Isabel Boavida (PSD) interveio e lembrou que o PSD tinha orçamentos de 50 ME mas “fez muita obra, muita infraestrutura”, algo que agora diz não acontecer considerando um orçamento de 30 ME “muito poucochinho” e que o município “se está a limitar a uma gestão corrente, perdeu ambição e capacidade de investimento”.

“Por este andar, para o ano até podemos ter um orçamento de 3 ME, não é preciso mais (…) parece um orçamento de uma vila pequena”, notou a deputada do PSD.

O ponto foi aprovado por maioria em Assembleia Municipal com 15 votos contra e 16 votos a favor, incluindo voto de qualidade do presidente da mesa de Assembleia Municipal.

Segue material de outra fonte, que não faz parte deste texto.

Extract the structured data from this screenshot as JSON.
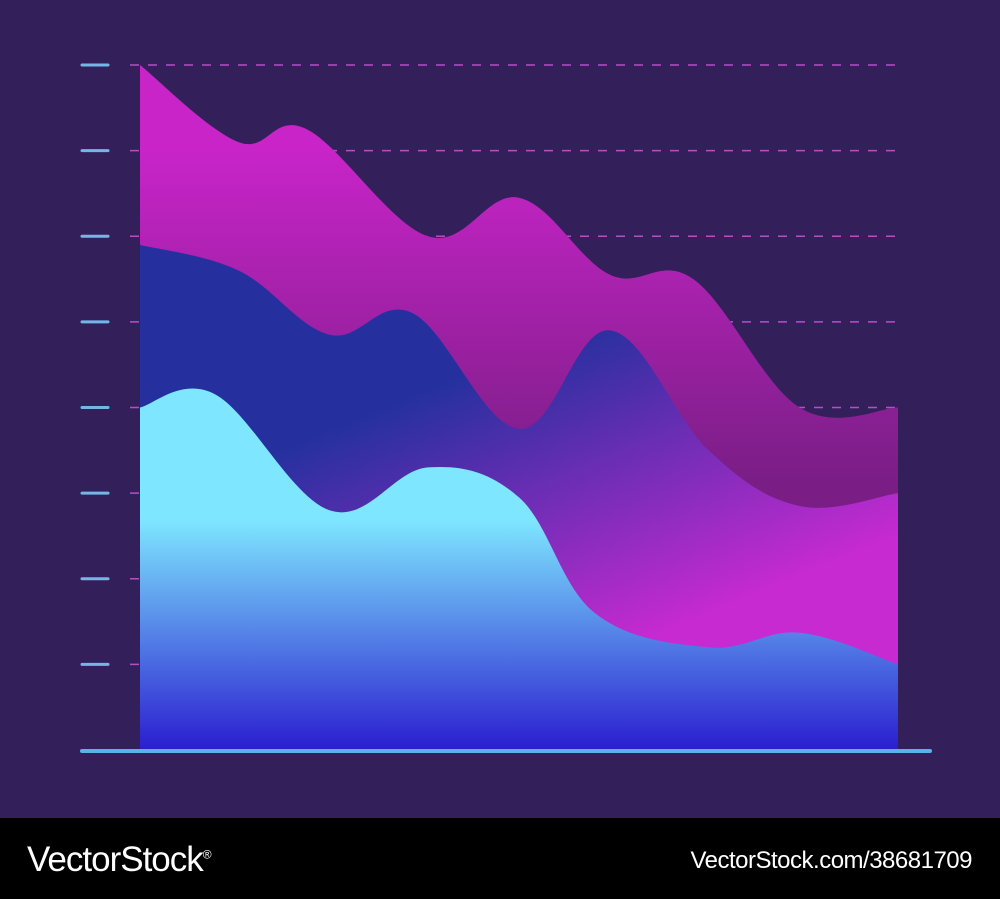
{
  "chart_data": {
    "type": "area",
    "stacked": true,
    "title": "",
    "xlabel": "",
    "ylabel": "",
    "ylim": [
      0,
      8
    ],
    "y_ticks": 8,
    "tick_labels_shown": false,
    "gridlines": "dashed",
    "smooth": true,
    "series": [
      {
        "color_top": "#7ee6ff",
        "color_bottom": "#2b1fd0",
        "x": [
          0,
          0.1,
          0.25,
          0.38,
          0.5,
          0.6,
          0.75,
          0.87,
          1.0
        ],
        "values": [
          4.0,
          4.15,
          2.8,
          3.3,
          2.95,
          1.6,
          1.2,
          1.37,
          1.0
        ]
      },
      {
        "color_top": "#25309e",
        "color_bottom": "#c62ad0",
        "x": [
          0,
          0.13,
          0.25,
          0.36,
          0.5,
          0.62,
          0.75,
          0.87,
          1.0
        ],
        "values": [
          5.9,
          5.6,
          4.85,
          5.1,
          3.75,
          4.9,
          3.5,
          2.85,
          3.0
        ]
      },
      {
        "color_top": "#c824c8",
        "color_bottom": "#7a1e86",
        "x": [
          0,
          0.13,
          0.22,
          0.38,
          0.5,
          0.62,
          0.73,
          0.87,
          1.0
        ],
        "values": [
          8.0,
          7.1,
          7.25,
          6.0,
          6.45,
          5.55,
          5.5,
          4.0,
          4.0
        ]
      }
    ]
  },
  "colors": {
    "background": "#33205b",
    "grid": "#b44fc4",
    "ticks": "#72b7e8",
    "axis": "#5bb2e8"
  },
  "footer": {
    "brand": "VectorStock",
    "brand_mark": "®",
    "image_id": "VectorStock.com/38681709"
  }
}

Na reunião de CM de 16 de dezembro o PSD entregou declaração de voto, considerando que houve “gestão com baixa eficácia” por parte do executivo socialista. Foto: mediotejo.net

Em reunião de Câmara do dia 16 de dezembro, o ponto foi aprovado por maioria socialista com abstenção dos três vereadores do PSD, que apresentaram declaração de voto justificando a sua posição.

“Constatamos que devia haver um maior rigor na elaboração das Grandes Opções do Plano porque se dá a ideia de que se vai fazer investimento e o mesmo acaba por não se executar. É certo que há obras onde há justificação para isso, mas, noutras situações, não vemos que tal se verifique e há que evitar a baixa execução. Salientamos que é na rubrica que engloba festas e eventos que se verifica a maior execução orçamental (80%) — e bem, porque também é necessário investir no turismo e na promoção turística para dinamizar a economia, mas não pode haver uma disparidade tão grande e, na economia local, só realizaram 36% do investimento previsto. Estes valores revelam uma gestão com baixa eficácia”, lê-se na declaração de voto.

Os vereadores consideraram que muito ficou por fazer. Luís Ramos (PSD) questionou se o “orçamento fosse feito com maior rigor, não haveria tanta derrapagem”, considerando que existem áreas que exigem “um cuidado maior e rigor nestes planos para execução orçamental ser mais alta”.